El pasado domingo 23 de noviembre en la Catedral Metropolitana, los 27 seminaristas acudieron en compañía de sus familias, amigos, hermanos seminaristas de los cursos de filosofía y teología y del equipo formador encabezado por el P. Luis Martín Barraza Beltrán, Rector del semillero de vocaciones sacerdotales.

En su mensaje, Mons. Miranda Weckmann felicitó a los seminaristas del curso introductorio por aceptar el signo de entrega fiel a Jesucristo, que a su vez es un reconocimiento de Su Soberanía en la vida del mundo entero y les exhortó a trabajar siempre por la construcción del Reino de Dios.

“Que Él como Rey, como dueño nuestro les diga por dónde caminar para que se vaya modelando en su corazón la vida de El Buen Pastor y el día de mañana nuestros pueblos, parroquias y comunidad puedan beber de las fuentes de la salvación por el ministerio al que el día de mañana están llamados a ser revestidos no con una simple vestidura, una sotana, sino con la entrega de su vida al servicio del evangelio en gloria de Cristo Rey”, dijo el Arzobispo de Chihuahua.

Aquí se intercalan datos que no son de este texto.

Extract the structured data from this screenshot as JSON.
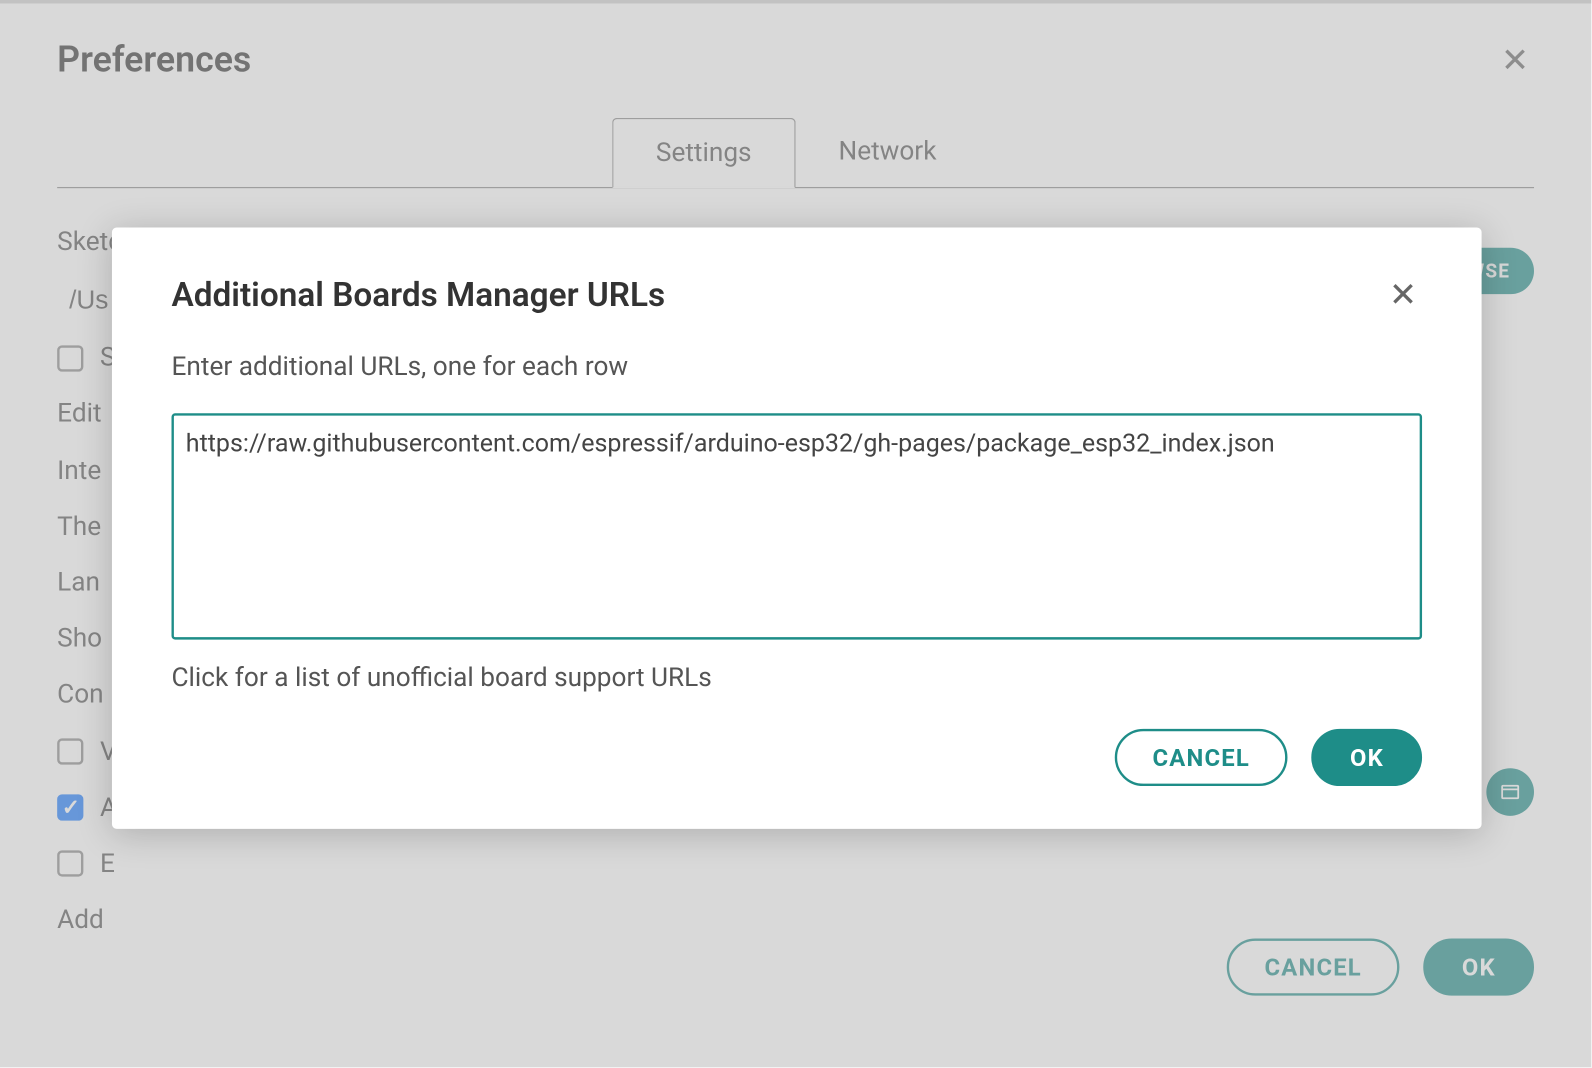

En este tenor, reconoció el ministerio de San Pedro de Jesús Maldonado, a quien señaló como ejemplo de entrega de su vida hasta el extremo por la construcción del Reino de Dios e igualmente mencionó su gran amor por la Eucaristía.

Miranda Weckmann además reconoció en Jesús el camino y fin de toda nuestra existencia y a Santa María Virgen como el modelo de oración y obediencia a la voluntad del Padre.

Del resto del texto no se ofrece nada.